My mother said, “You
know, maybe you need a different Bible.” My group had used the King James
Version. My Bible was sitting on the shelf all these years, and I could not open
it! I would try, it would be triggering, and I would just get angry and throw it
across the room again. I couldn’t do it. There had, however, been one incident
just a few months before this when I was able to open it—I still don’t
remember how it happened—to Micah 6:8 and read, “And what does the Lord require
of you but to do justice, love mercy, and walk humbly with your God?” I thought
that if I never read another verse, this one would take me a lifetime. So I read
that one verse.
My mother bought me
a different translation, and that’s all it took to make the Bible readable
again. That was an important moment for me, too—to realize that the version
my group used was so triggering. The week after I received the new Bible I
attended a CAN conference, where we heard all these things about ways to go back
to church, to not be fearful. I remember one suggestion was, “Go in after the
service has started, leave your coat on, sit in the back pew, and if you have to
run out, then you can.” Those suggestions, as silly as they sound, and as much
as we laugh, were very helpful in my going back and not being triggered into the
whole Emissary experience.
Another suggestion
that was important and helpful to me was that I find a minister I could scold.
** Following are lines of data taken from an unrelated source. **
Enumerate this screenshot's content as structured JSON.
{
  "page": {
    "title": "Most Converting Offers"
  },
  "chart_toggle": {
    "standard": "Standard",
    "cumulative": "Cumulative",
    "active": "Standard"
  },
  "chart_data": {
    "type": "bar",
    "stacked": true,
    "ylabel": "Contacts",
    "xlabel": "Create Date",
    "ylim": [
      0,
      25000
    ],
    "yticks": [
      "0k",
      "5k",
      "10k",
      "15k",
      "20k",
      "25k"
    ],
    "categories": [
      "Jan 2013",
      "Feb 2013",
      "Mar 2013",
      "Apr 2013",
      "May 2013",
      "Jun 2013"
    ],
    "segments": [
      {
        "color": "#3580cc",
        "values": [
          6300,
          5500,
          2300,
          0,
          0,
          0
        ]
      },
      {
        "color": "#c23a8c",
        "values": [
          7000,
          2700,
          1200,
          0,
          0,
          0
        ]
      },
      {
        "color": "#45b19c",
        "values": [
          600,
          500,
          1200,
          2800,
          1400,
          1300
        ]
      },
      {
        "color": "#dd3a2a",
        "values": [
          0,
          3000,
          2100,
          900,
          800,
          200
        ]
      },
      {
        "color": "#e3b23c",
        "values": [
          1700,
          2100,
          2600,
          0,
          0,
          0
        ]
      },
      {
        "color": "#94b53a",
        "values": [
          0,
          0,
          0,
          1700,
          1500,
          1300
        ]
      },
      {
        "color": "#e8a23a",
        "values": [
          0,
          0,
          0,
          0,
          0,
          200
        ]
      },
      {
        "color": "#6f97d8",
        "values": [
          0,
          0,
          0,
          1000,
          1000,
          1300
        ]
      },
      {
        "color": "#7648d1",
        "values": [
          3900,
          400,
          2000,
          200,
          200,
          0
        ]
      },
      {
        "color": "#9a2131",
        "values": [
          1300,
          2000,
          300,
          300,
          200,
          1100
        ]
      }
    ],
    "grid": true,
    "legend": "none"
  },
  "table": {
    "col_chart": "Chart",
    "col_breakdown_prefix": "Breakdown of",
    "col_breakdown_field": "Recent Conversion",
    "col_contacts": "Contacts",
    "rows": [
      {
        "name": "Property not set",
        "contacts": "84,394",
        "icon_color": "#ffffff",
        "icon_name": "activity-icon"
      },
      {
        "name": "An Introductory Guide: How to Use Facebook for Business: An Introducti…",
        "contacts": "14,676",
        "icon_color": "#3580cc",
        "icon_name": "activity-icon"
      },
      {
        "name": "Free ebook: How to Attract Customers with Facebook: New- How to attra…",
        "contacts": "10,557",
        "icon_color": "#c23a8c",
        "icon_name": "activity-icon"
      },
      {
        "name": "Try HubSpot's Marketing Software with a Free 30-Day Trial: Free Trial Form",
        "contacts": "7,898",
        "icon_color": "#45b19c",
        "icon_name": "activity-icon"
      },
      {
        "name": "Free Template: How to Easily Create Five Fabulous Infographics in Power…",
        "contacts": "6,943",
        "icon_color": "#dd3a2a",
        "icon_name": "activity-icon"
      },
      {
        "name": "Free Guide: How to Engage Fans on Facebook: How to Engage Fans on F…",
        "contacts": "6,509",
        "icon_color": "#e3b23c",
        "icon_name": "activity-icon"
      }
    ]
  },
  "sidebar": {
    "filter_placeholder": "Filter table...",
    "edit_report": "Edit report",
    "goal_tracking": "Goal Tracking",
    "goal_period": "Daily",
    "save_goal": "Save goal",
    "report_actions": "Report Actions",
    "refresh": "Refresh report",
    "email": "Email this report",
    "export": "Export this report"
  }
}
As silly as that might sound, the point was that there would be equal power,
that someone would listen to me and be willing to learn from me as much as I
would learn from him or her. That would be the basis for a relationship, not a
hierarchical command structure. The accumulation of all these things let me go
back to church, and I did find a minister I could scold.
Let me finish on a
note that risks sounding like magical thinking. I did go to a couple of churches
after the CAN conference. The first one I went to was a Methodist church because
I knew it would be predictable. I went in, it was predictable, and I didn’t go
back to that one. The next Sunday, I went to another church, and it felt very
familiar. I realized it was the same denomination as youth leadership camps I
had attended, which was really something to me, because I didn’t realize until I
was in this church that it was the same denomination. I was wandering around the
church afterward and found a little pamphlet up on the wall that described the
church and its beliefs. In the very front of the pamphlet was the verse from
Micah [6:8], and I thought, “I’m home.”
This journey has
been long, and I attribute all these pieces as important steps on the journey. I
could not have done it any other way. God was gentle. I needed to go through the
mental part before I could get to the spiritual part. I needed to take time. I
needed to be angry with God. I needed to cry with God. As I look back now, I am
aware that God acts through time. I have been fortunate to have a number of
people who respected that I would find my way—that they didn’t have to do it for
me. That gave me the space to do it, which has been extremely helpful.
I also look at my
experience as an important part of my life; it has not been a waste. I’m glad to
be done with it, and I wouldn’t wish it on someone else. But I have grown a lot,
and I’m grateful for that. Thank you.